I was never abusive or aggressive etc, she just despises me as I’m with someone new. I will hold my hands up and say when the relationship got tough instead of trying to fix it, I just thought this time I was better off out instead of my usual reaction of chasing and trying. We were together for 18months, split up for a year then back together for 18 months ish. I have tried being nice to the point where I got her presents for her Christmas, birthday early March and mother’s day ( this years) from both our child and took her children out to get her something too.
I have started the process of mediation (prior to this madness) as I want my child to stay at mine with his other brother and sister and have more time with me. In the past I have dropped my child off back to hers to her mother at 6pm on a Saturday and then collected him at 11am off her brother as she was still in bed after a night out. I had asked to have him over night but was told no.
my other son has duchenne muscular dystrophy and gets anxious with change and my daughter who is nearly 12 adores her baby brother and can’t understand why she can’t see him at our house.
Do I have to attend and stay at this centre or can I just turn up and take my son back to mine to spend time with his family?
Should I cancel the direct debit I set up for child maintenance until it’s sorted?
Does mediation work?
Am I allowed to have my child over night?
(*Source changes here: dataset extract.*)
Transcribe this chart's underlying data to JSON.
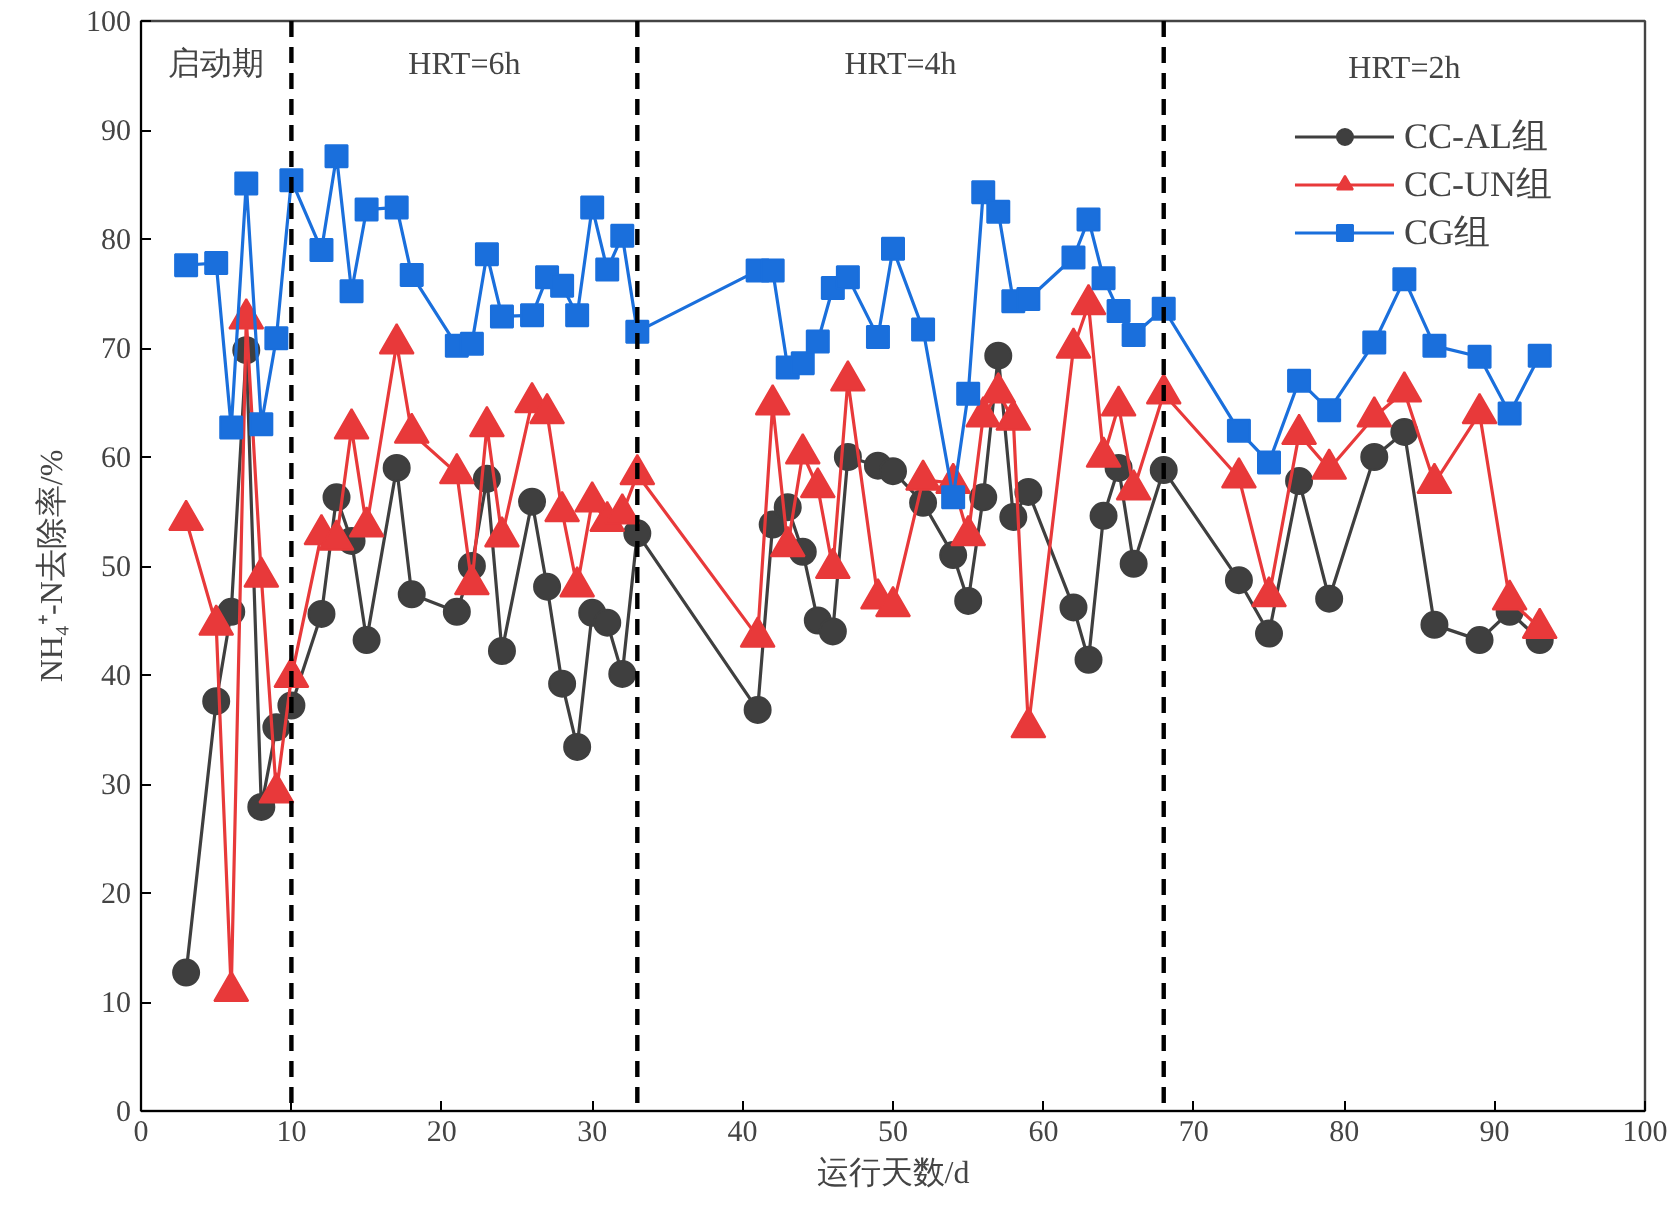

What amount of access can I ask for and what amount should I expect?25 March 2018 at 6:29 pm #9142
In theory you’re allowed 50/50. If it doesn’t hurt his schooling (i.e. if you live nearby and he can still see friends, go to school, etc) then I know some parents who do one week on, one week off and alternate years for Christmas and birthdays. Of course the resident parent will ultimately have more contact because of day to day issues. Mediation can work, but it can also drag out if the other partner refuses to negotiate. I suggest (as I always do) that you prepare a Parenting Plan before your next visit and make sure she and the mediator have a copy in advance. I can send you a template (PM me your email address) which you can fill in as much or as little as you want. The advice is usually to ask for the moon because the point of any negotiation is you both move towards the middle. Your child’s needs (and those of his siblings) are more important than the parents’. If she flat out refuses to budge through mediation, you will have to go to court to resolve, which isn’t as daunting (or expensive) as you might suppose. I can talk you all through that and send some useful links if it would help, as I’ve done it myself.
I would plan your negotiating issues and give mediation one last chance, and mention that the hurt to your other children means you can’t keep going to mediation and not achieving anything, so will have to take to court. That might get her talking a bit more.
Don’t cancel the DD. It is a strong card if you do go to court – cancelling hurts your child (in the eyes of the court). Always prove you are doing what’s best for the child, not to make yourself feel better or get revenge, etc. Your problems with your ex should have nothing to do with your child, nor should they suffer as a result of them. Arguably, he currently is because of what your ex is doing – don’t fall into the same trap.
I don’t understand the first question. If you mean can you just take him from the contact centre and take him home and do as you please anyway, then no, not if an arrangement for a contact centre is already in place. That could be construed as kidnap. Not sure you did actually mean that anyway???
Let me know if I can help further. All the best.